森友問題で自殺の赤木さん妻が明かす、責任者がつい漏らした本心

 

文書改ざんの指示は、理財局国有財産審理室の杉田補佐から近畿財務局に伝えられた。赤木俊夫氏が書き残した「手記」に以下の記述がある。

◇元は、すべて、佐川理財局長の指示です。局長の指示の内容は、野党に資料を示した際、学園に厚遇したと取られる疑いの箇所はすべて修正するよう指示があったと聞きました。…杉田補佐が過剰に修正箇所を決め、杉田氏の修正した文書を近畿局で差し替えしました。

近畿財務局で杉田氏から修正指示を受けたのは池田靖統括官である。池田統括官は森友学園に国有地を売却したさい、交渉の責任者だった。赤木氏は交渉当時は他の部門にいて、いきさつを知る立場にはなかったが、その後、異動して池田統括官の部下になっていた。

池田氏は改ざんの作業をほとんど赤木氏に押しつけたとみられる。赤木氏は抵抗したが、近畿財務局長はゴーサインを出した。「手記」に、ありありとその様子がうかがえる。

◇楠管財部長に報告し、当初は応じるなとの指示でしたが、本省理財局中村総務課長をはじめ田村国有財産審理室長などから楠部長に直接電話があり、美並近畿財務局長に報告…美並局長は、本件に関して全責任を負うとの発言があったと楠部長から聞きました。…本省からの出向組の小西次長は、「元の調書が書き過ぎているんだよ。」と、調書の修正を悪いこととも思わず…杉田補佐の指示に従い…

赤木氏の苦悩を見続けた雅子さんは、率直な思いをありのまま「私は真実が知りたい」に書き綴った。

◇トッちゃんは、自分が罪に問われることを恐れていた。ことあるごとに「大変なことをさせられた」「内閣が吹っ飛ぶようなことを命じられた」「最後は下っ端が責任を取らされる」「ぼくは検察に狙われている」とおびえていたことを、よく覚えてる。

2018年3月2日、朝日新聞が「森友文書 書き換えの疑い」とスクープ記事を掲載。スマホでこの記事を見た雅子さんは「この人のやらされたこと、これだったんや」とすぐわかった、という。

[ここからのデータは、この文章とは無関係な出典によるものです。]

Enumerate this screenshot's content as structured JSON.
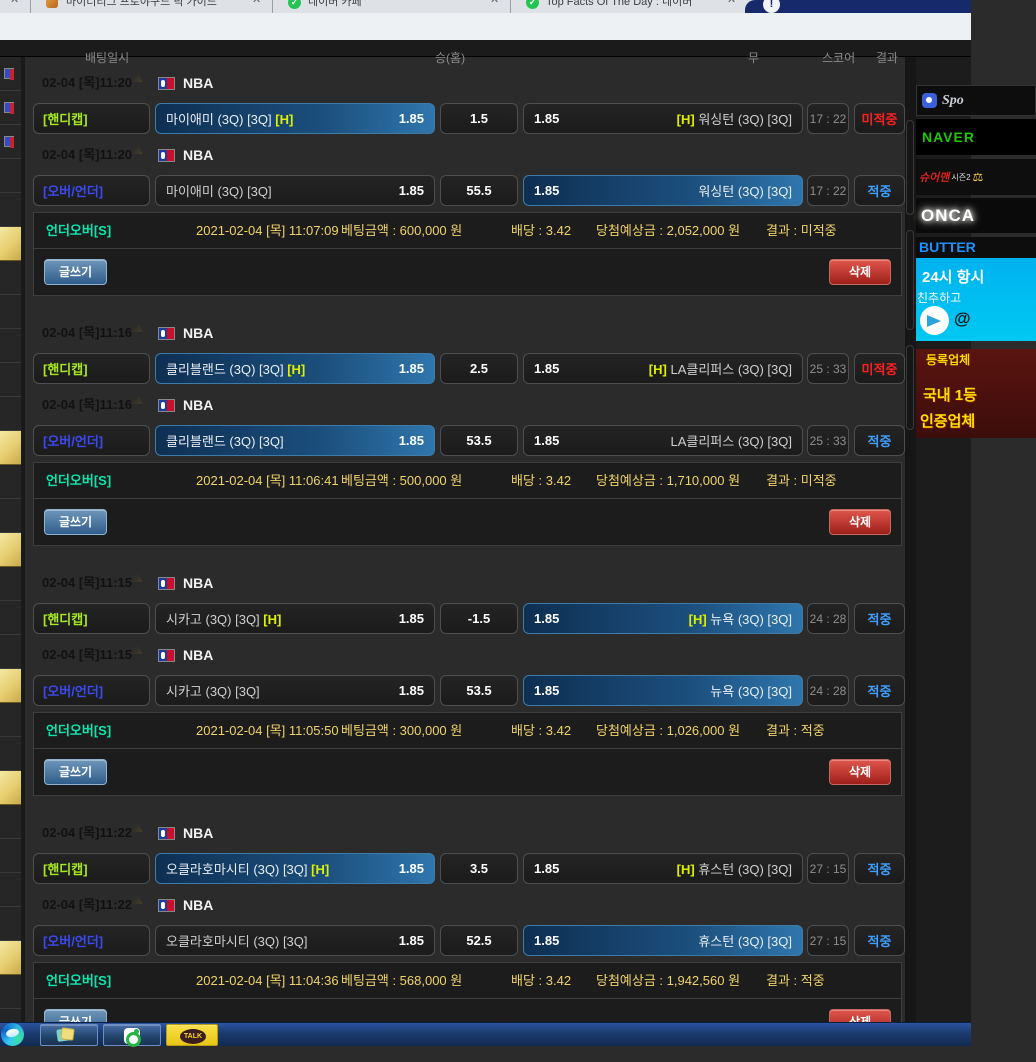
{
  "browser": {
    "tabs": [
      {
        "label": "마이너리그 프로야구드 픽 가이드"
      },
      {
        "label": "네이버 카페"
      },
      {
        "label": "Top Facts Of The Day : 네이버"
      }
    ],
    "close_glyph": "✕",
    "check_glyph": "✓",
    "alert_glyph": "!"
  },
  "table_header": {
    "fragments": [
      "배팅일시",
      "승(홈)",
      "무",
      "스코어",
      "결과"
    ]
  },
  "left_strip": {
    "row_count": 28,
    "gold_rows": [
      5,
      11,
      14,
      18,
      21,
      26
    ],
    "icon_rows": [
      0,
      1,
      2
    ]
  },
  "labels": {
    "write": "글쓰기",
    "delete": "삭제"
  },
  "colors": {
    "win": "#3f9fff",
    "lose": "#ff2020",
    "gold": "#e8cf78",
    "highlight_blue": "#1c4f7d",
    "summary_yellow": "#f0d36a",
    "summary_teal": "#0ce6ae"
  },
  "bets": [
    {
      "time": "02-04 [목]11:20",
      "league": "NBA",
      "rows": [
        {
          "market": "[핸디캡]",
          "market_type": "handicap",
          "home_name": "마이애미 (3Q) [3Q]",
          "home_h": "[H]",
          "home_odds": "1.85",
          "home_selected": true,
          "line": "1.5",
          "away_odds": "1.85",
          "away_h": "[H]",
          "away_name": "워싱턴 (3Q) [3Q]",
          "away_selected": false,
          "score": "17 : 22",
          "result": "미적중",
          "result_state": "lose"
        },
        {
          "market": "[오버/언더]",
          "market_type": "overunder",
          "home_name": "마이애미 (3Q) [3Q]",
          "home_h": "",
          "home_odds": "1.85",
          "home_selected": false,
          "line": "55.5",
          "away_odds": "1.85",
          "away_h": "",
          "away_name": "워싱턴 (3Q) [3Q]",
          "away_selected": true,
          "score": "17 : 22",
          "result": "적중",
          "result_state": "win"
        }
      ],
      "summary": {
        "label": "언더오버[S]",
        "datetime": "2021-02-04 [목] 11:07:09",
        "bet_amount": "베팅금액 : 600,000 원",
        "odds": "배당 : 3.42",
        "expected": "당첨예상금 : 2,052,000 원",
        "result": "결과 : 미적중"
      }
    },
    {
      "time": "02-04 [목]11:16",
      "league": "NBA",
      "rows": [
        {
          "market": "[핸디캡]",
          "market_type": "handicap",
          "home_name": "클리블랜드 (3Q) [3Q]",
          "home_h": "[H]",
          "home_odds": "1.85",
          "home_selected": true,
          "line": "2.5",
          "away_odds": "1.85",
          "away_h": "[H]",
          "away_name": "LA클리퍼스 (3Q) [3Q]",
          "away_selected": false,
          "score": "25 : 33",
          "result": "미적중",
          "result_state": "lose"
        },
        {
          "market": "[오버/언더]",
          "market_type": "overunder",
          "home_name": "클리블랜드 (3Q) [3Q]",
          "home_h": "",
          "home_odds": "1.85",
          "home_selected": true,
          "line": "53.5",
          "away_odds": "1.85",
          "away_h": "",
          "away_name": "LA클리퍼스 (3Q) [3Q]",
          "away_selected": false,
          "score": "25 : 33",
          "result": "적중",
          "result_state": "win"
        }
      ],
      "summary": {
        "label": "언더오버[S]",
        "datetime": "2021-02-04 [목] 11:06:41",
        "bet_amount": "베팅금액 : 500,000 원",
        "odds": "배당 : 3.42",
        "expected": "당첨예상금 : 1,710,000 원",
        "result": "결과 : 미적중"
      }
    },
    {
      "time": "02-04 [목]11:15",
      "league": "NBA",
      "rows": [
        {
          "market": "[핸디캡]",
          "market_type": "handicap",
          "home_name": "시카고 (3Q) [3Q]",
          "home_h": "[H]",
          "home_odds": "1.85",
          "home_selected": false,
          "line": "-1.5",
          "away_odds": "1.85",
          "away_h": "[H]",
          "away_name": "뉴욕 (3Q) [3Q]",
          "away_selected": true,
          "score": "24 : 28",
          "result": "적중",
          "result_state": "win"
        },
        {
          "market": "[오버/언더]",
          "market_type": "overunder",
          "home_name": "시카고 (3Q) [3Q]",
          "home_h": "",
          "home_odds": "1.85",
          "home_selected": false,
          "line": "53.5",
          "away_odds": "1.85",
          "away_h": "",
          "away_name": "뉴욕 (3Q) [3Q]",
          "away_selected": true,
          "score": "24 : 28",
          "result": "적중",
          "result_state": "win"
        }
      ],
      "summary": {
        "label": "언더오버[S]",
        "datetime": "2021-02-04 [목] 11:05:50",
        "bet_amount": "베팅금액 : 300,000 원",
        "odds": "배당 : 3.42",
        "expected": "당첨예상금 : 1,026,000 원",
        "result": "결과 : 적중"
      }
    },
    {
      "time": "02-04 [목]11:22",
      "league": "NBA",
      "rows": [
        {
          "market": "[핸디캡]",
          "market_type": "handicap",
          "home_name": "오클라호마시티 (3Q) [3Q]",
          "home_h": "[H]",
          "home_odds": "1.85",
          "home_selected": true,
          "line": "3.5",
          "away_odds": "1.85",
          "away_h": "[H]",
          "away_name": "휴스턴 (3Q) [3Q]",
          "away_selected": false,
          "score": "27 : 15",
          "result": "적중",
          "result_state": "win"
        },
        {
          "market": "[오버/언더]",
          "market_type": "overunder",
          "home_name": "오클라호마시티 (3Q) [3Q]",
          "home_h": "",
          "home_odds": "1.85",
          "home_selected": false,
          "line": "52.5",
          "away_odds": "1.85",
          "away_h": "",
          "away_name": "휴스턴 (3Q) [3Q]",
          "away_selected": true,
          "score": "27 : 15",
          "result": "적중",
          "result_state": "win"
        }
      ],
      "summary": {
        "label": "언더오버[S]",
        "datetime": "2021-02-04 [목] 11:04:36",
        "bet_amount": "베팅금액 : 568,000 원",
        "odds": "배당 : 3.42",
        "expected": "당첨예상금 : 1,942,560 원",
        "result": "결과 : 적중"
      }
    }
  ],
  "sidebar": {
    "banner_sports": {
      "text": "Spo"
    },
    "banner_naver": {
      "text": "NAVER"
    },
    "banner_sureman": {
      "text": "슈어맨",
      "sub": "시즌2",
      "scales": "⚖"
    },
    "banner_onca": {
      "text": "ONCA"
    },
    "banner_butter": {
      "text": "BUTTER"
    },
    "banner_telegram": {
      "line1": "24시 항시",
      "line2": "친추하고",
      "at": "@"
    },
    "banner_register": {
      "top": "등록업체",
      "line1": "국내 1등",
      "line2": "인증업체"
    }
  },
  "taskbar": {
    "kakao_label": "TALK"
  }
}
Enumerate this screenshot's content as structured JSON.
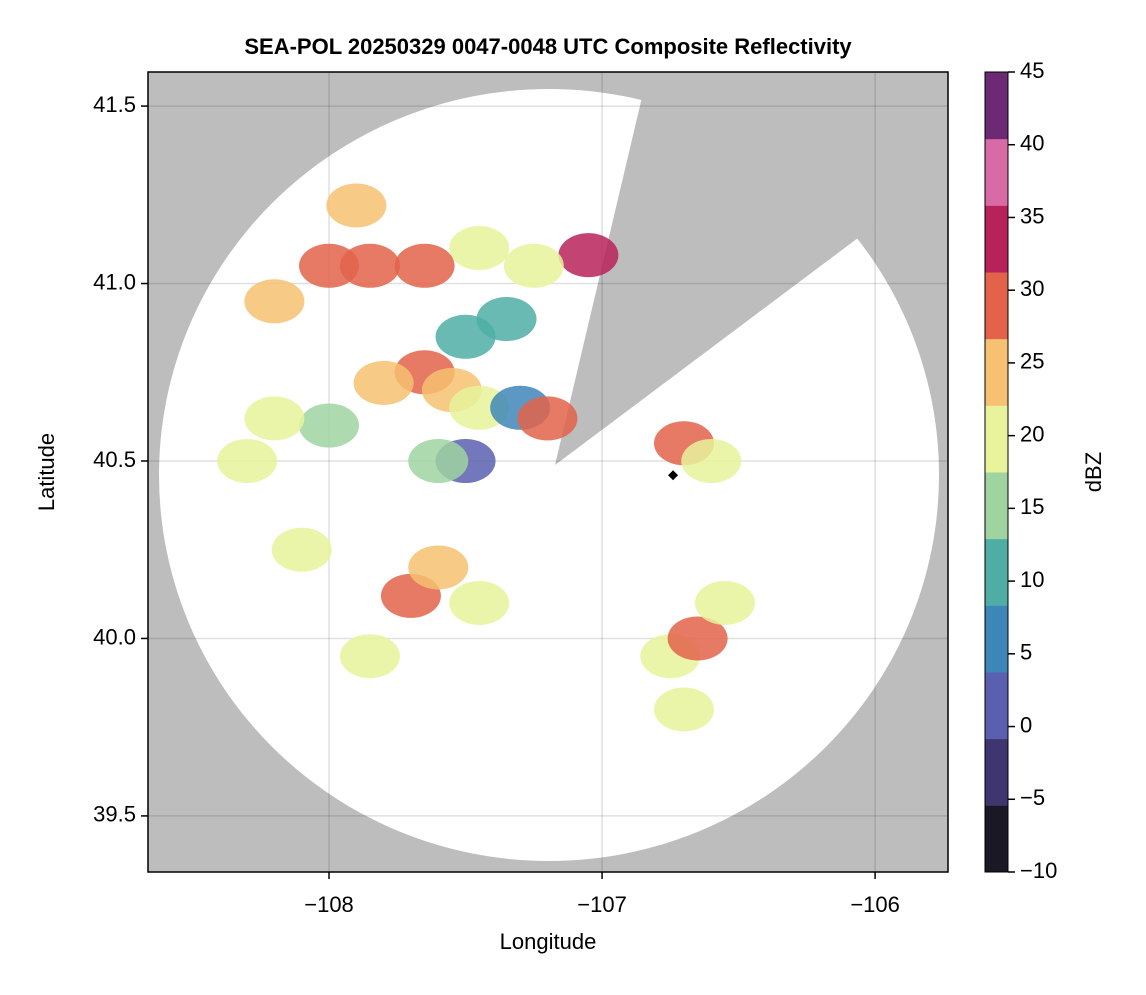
{
  "chart_data": {
    "type": "scatter",
    "title": "SEA-POL 20250329 0047-0048 UTC Composite Reflectivity",
    "x_label": "Longitude",
    "y_label": "Latitude",
    "x": [
      -107.05,
      -107.25,
      -107.45,
      -107.65,
      -107.85,
      -108.0,
      -108.2,
      -107.9,
      -107.35,
      -107.5,
      -107.65,
      -107.55,
      -107.8,
      -107.45,
      -107.5,
      -107.3,
      -107.2,
      -107.6,
      -108.0,
      -108.3,
      -108.2,
      -107.7,
      -107.6,
      -107.85,
      -107.45,
      -108.1,
      -106.7,
      -106.6,
      -106.75,
      -106.65,
      -106.7,
      -106.55
    ],
    "y": [
      41.08,
      41.05,
      41.1,
      41.05,
      41.05,
      41.05,
      40.95,
      41.22,
      40.9,
      40.85,
      40.75,
      40.7,
      40.72,
      40.65,
      40.5,
      40.65,
      40.62,
      40.5,
      40.6,
      40.5,
      40.62,
      40.12,
      40.2,
      39.95,
      40.1,
      40.25,
      40.55,
      40.5,
      39.95,
      40.0,
      39.8,
      40.1
    ],
    "values": [
      32,
      22,
      18,
      28,
      30,
      28,
      24,
      24,
      12,
      12,
      28,
      26,
      24,
      20,
      2,
      8,
      30,
      14,
      16,
      20,
      18,
      28,
      24,
      22,
      18,
      20,
      28,
      20,
      22,
      30,
      20,
      18
    ],
    "xlim": [
      -108.663,
      -105.733
    ],
    "ylim": [
      39.342,
      41.596
    ],
    "xticks": [
      {
        "value": -108,
        "label": "−108"
      },
      {
        "value": -107,
        "label": "−107"
      },
      {
        "value": -106,
        "label": "−106"
      }
    ],
    "yticks": [
      39.5,
      40.0,
      40.5,
      41.0,
      41.5
    ],
    "grid": true,
    "radar_site": {
      "x": -106.74,
      "y": 40.46
    },
    "colorbar": {
      "label": "dBZ",
      "lim": [
        -10,
        45
      ],
      "ticks": [
        {
          "value": -10,
          "label": "−10"
        },
        {
          "value": -5,
          "label": "−5"
        },
        0,
        5,
        10,
        15,
        20,
        25,
        30,
        35,
        40,
        45
      ],
      "colors": [
        "#1a1824",
        "#3f3670",
        "#5a5fb0",
        "#3f86b8",
        "#4eaea6",
        "#9fd3a0",
        "#e8f39b",
        "#f6c171",
        "#e2634a",
        "#b8225a",
        "#d86aa6",
        "#6b2a73"
      ]
    }
  }
}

3月7日、赤木俊夫さんは「雅子へ これまで本当にありがとう ゴメンなさい 恐いよ、心身ともに滅いりました」との遺書を残し、自宅で首をつって亡くなった。若い二人の部下には改ざんを手伝わせず、一人で背負いこみ、苦し
みぬいた末の死だった。

雅子さんから見れば、俊夫さん一人を犠牲にして、財務省と近畿財務局は組織を守ることに汲々としてきた。上司たちが次々と弔問に訪れたが、遺書を雅子さんが世間に公開するのを心配したり、メディアを避けるべきというアドバイスをするばかりで、真実は何一つ語られなかった。

なぜ夫は死ななければならなかったのか。雅子さんは、財務省の内部調査ではなく、第三者による客観公正な調査を求めているが、安倍首相や麻生財務大臣に応じる気配は全くない。

だからこそ、政官の巨大権力に押しつぶされそうになりながらも、真相解明を求める35万人の賛同者に励まされ、雅子さんは勇気をふりしぼって、大阪地裁に損害賠償請求訴訟を提起したのだ。

冷淡で不誠実な安倍官邸と保身官僚たち。正しくありたいと願う一人の職員が自ら死を選んだというのに、素知らぬ顔でウソをつき、文書を改ざんしてまで、責任を免れようとする。権力の堕落は目を覆うばかりだ。